Had a great time out at Paper Mill Island in Baldwinsville last night, hangin' with my friend Lexy Page on a perfect summer night that felt more like fall.  Her husband Ed is lead guitar and vocalist for his band The Horn Dogs and he led the crowd on a joy filled musical journey for an hour and a half that ended with a splash on Jerry Lee Lewis' Great Balls of Fire!  There was laughter and dancing and at one point, the guys even came out into the middle of the crowd and played right in front of me so I could get a few close ups.  Live events are so fun!

July is quickly winding to a close.  I hope you are all enjoying your summer as much as I am!

Beautiful Things Don't Ask For Attention

To see the world, things dangerous to come to, to see behind walls, draw closer, to find each other, and to feel. That is the purpose of life.
— Life Magazine Motto, The Secret Life of Walter Mitty

There is a scene at the end of the movie The Secret Life of Walter Mitty where Walter asks Sean who is sitting on top of a mountain waiting for a chance to get just one shot of a beautiful snow leopard in the wild... when he's gonna take the shot.  He responds...

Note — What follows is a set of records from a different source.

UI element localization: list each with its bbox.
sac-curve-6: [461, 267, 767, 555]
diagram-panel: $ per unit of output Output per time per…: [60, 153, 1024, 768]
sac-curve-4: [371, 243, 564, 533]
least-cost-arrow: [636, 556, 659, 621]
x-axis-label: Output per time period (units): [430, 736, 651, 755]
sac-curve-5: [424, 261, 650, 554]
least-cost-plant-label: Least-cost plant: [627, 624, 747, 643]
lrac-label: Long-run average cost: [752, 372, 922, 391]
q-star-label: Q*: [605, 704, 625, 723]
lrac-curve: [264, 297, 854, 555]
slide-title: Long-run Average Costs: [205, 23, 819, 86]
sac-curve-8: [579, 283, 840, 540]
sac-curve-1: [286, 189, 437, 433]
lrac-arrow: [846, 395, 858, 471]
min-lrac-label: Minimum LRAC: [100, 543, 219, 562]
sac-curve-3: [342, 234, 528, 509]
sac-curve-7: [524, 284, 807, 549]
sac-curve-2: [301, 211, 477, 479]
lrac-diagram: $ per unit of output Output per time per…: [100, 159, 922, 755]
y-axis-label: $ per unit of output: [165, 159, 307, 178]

Sometimes I don’t. If I like a moment, for me, personally, I don’t like to have the distraction of the camera. I just want to stay in it. They call the snow leopard the ghost cat. Never lets itself be seen. Beautiful things don’t ask for attention.
— The Secret Life of Walter Mitty

I have thought of that one scene maybe more than any other scene from a movie in a really long time.  I knew I had a shot of a snow leopard in my library and I went looking for it today, lingering over it for some time.  How often do I just accept things, without conviction of the heart?  How many other things in my life am I doing or allowing simply because they are easy, convenient, or entertaining... accepting when I should be questioning?  

For me, these days... those are some pretty important questions and as I stared at this photograph, I think I realized it's time for me to figure out how I alone.. would answer them.